A beleaguered Mehta, who heads a cabinet riven by bickering between ministers of the Vaghela and Patel factions, told the press recently that attempts were being made to destabilise his government. Sources close to him claim Patel had planned to take a planeload of MLAs to Delhi on December 16 to press for his reinstatement, but called off the plan when an adequate number of legislators could not be mustered.
While Patel and Vaghela blame each other and the Congress for the Surat incident, Mehta has launched a counter-offensive. When Civil Supplies Minister and Keshubhai loyalist Jaspal Singh charged Union Food Minister Buta Singh with corruption, he was ticked off by Mehta and Rana for making the statement. And when Junagadh MP Bhavna Chikilia, said to be a Keshubhai supporter, made a futile bid for chairmanship of the Housing Finance Corporation, a press note issued from the BJP office said the 'Congress-backed' rebel candidate had lost the race.
The divisions in the party appear to have permeated the district level. On the surface, the facade of unity is maintained and Patel declares himself a loyal soldier of the party. But he has not been attending meetings of the state's coordination committee and was absent at Vajpayee's function at Banskantha (where chairs were flung).
So bogged down is the BJP in its feuding, that the moribund Congress is showing signs of revival. Congress leader Amarsinh Choudhury has been touring the state in an attempt to exploit the BJP's loss of prestige. The state's severe power crisis has exacerbated Mehta's troubles. "Stability will once again be our main plank," says Choudhury.
He is setting his sights on the panchayat elections scheduled for December 31. A Vaghela-style revolt against the Kheda pan-chayat chief and the proliferation of rebel candidates—some self-styled members of the kesria vahini—indicate the poll may not be a cakewalk for the BJP.
As Vishwa Hindu Parishad state unit chief Dr Praveen Togadia observes, a disunited BJP could snatch defeat from the jaws of victory. He points out that the BJP had a margin of only 9 per cent votes over the Congress in the last poll.
Patel has the tacit support of the Sangh parivar, including the Bharatiya Kisan and Mazdoor Sanghs. BKS Secretary Ramesh Chaudhry sings Keshubhai's praises, while planning an andolan against Mehta over the power shortages in the rural sector.
Vaghela's supporters are reviled as 'Khajurias'—a reference to the MLAs who went to Khajuraho at Vaghela's instance, when he was organising a revolt against Patel. For Vaghela, who has no bright prospects at the Centre, consolidating his position in Gujarat is imperative as once the Lok Sabha polls are over, he may not have much sway over the party leadership.
For the high command, it is imperative that Mehta continue, hopefully for five years but if not, at least until the 1996 elections.
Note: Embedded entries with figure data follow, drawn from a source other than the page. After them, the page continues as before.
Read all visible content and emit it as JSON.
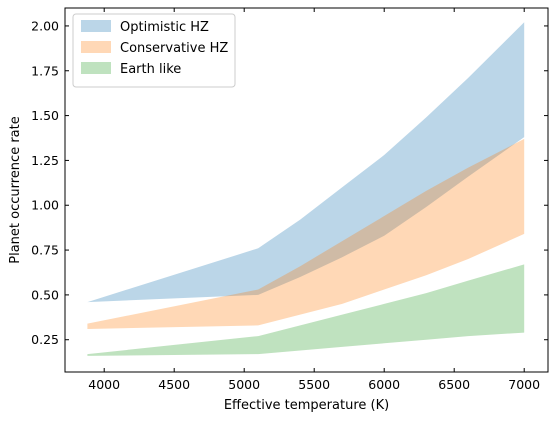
{
  "chart_data": {
    "type": "area",
    "title": "",
    "xlabel": "Effective temperature (K)",
    "ylabel": "Planet occurrence rate",
    "xlim": [
      3720,
      7170
    ],
    "ylim": [
      0.07,
      2.1
    ],
    "xticks": [
      4000,
      4500,
      5000,
      5500,
      6000,
      6500,
      7000
    ],
    "yticks": [
      0.25,
      0.5,
      0.75,
      1.0,
      1.25,
      1.5,
      1.75,
      2.0
    ],
    "xtick_labels": [
      "4000",
      "4500",
      "5000",
      "5500",
      "6000",
      "6500",
      "7000"
    ],
    "ytick_labels": [
      "0.25",
      "0.50",
      "0.75",
      "1.00",
      "1.25",
      "1.50",
      "1.75",
      "2.00"
    ],
    "grid": false,
    "legend_position": "top-left",
    "series": [
      {
        "name": "Optimistic HZ",
        "color": "#1f77b4",
        "x": [
          3880,
          5100,
          5400,
          5700,
          6000,
          6300,
          6600,
          7000
        ],
        "lower": [
          0.46,
          0.5,
          0.6,
          0.71,
          0.83,
          0.99,
          1.16,
          1.38
        ],
        "upper": [
          0.46,
          0.76,
          0.92,
          1.1,
          1.28,
          1.49,
          1.71,
          2.02
        ]
      },
      {
        "name": "Conservative HZ",
        "color": "#ff7f0e",
        "x": [
          3880,
          5100,
          5400,
          5700,
          6000,
          6300,
          6600,
          7000
        ],
        "lower": [
          0.31,
          0.33,
          0.39,
          0.45,
          0.53,
          0.61,
          0.7,
          0.84
        ],
        "upper": [
          0.34,
          0.53,
          0.66,
          0.8,
          0.94,
          1.08,
          1.21,
          1.37
        ]
      },
      {
        "name": "Earth like",
        "color": "#2ca02c",
        "x": [
          3880,
          5100,
          5400,
          5700,
          6000,
          6300,
          6600,
          7000
        ],
        "lower": [
          0.16,
          0.17,
          0.19,
          0.21,
          0.23,
          0.25,
          0.27,
          0.29
        ],
        "upper": [
          0.17,
          0.27,
          0.33,
          0.39,
          0.45,
          0.51,
          0.58,
          0.67
        ]
      }
    ]
  }
}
But the situation seems to have gone far beyond temporary patchwork solutions.
Kanshi Ram Rana's assurance that "action will be taken against those responsible for the Surat incident" rings hollow, as the party is reluctant to take disciplinary action. "The high command is suffering from a guilt complex vis-a-vis Keshubhai, as they know he has the widest mass base," claims a Patel supporter. Mehta is perceived as a lame-duck chief minister, paralysed by dissidence.
"Heads will role if discipline is not restored," warns Rajya Sabha MP and party patriarch Chiman Shukla. Obviously, Keshubahi's supporters have been given a gentle warning. One of them, Deputy Minister Savji Korhat, had planned to weigh his leader—all 92 kg of him—in blood at a public function. The programme was later amended to include Mehta, who would be weighed in coins. But Savji's purpose was clear—to project the man he describes as "Ram in banwas" as the choice of the masses.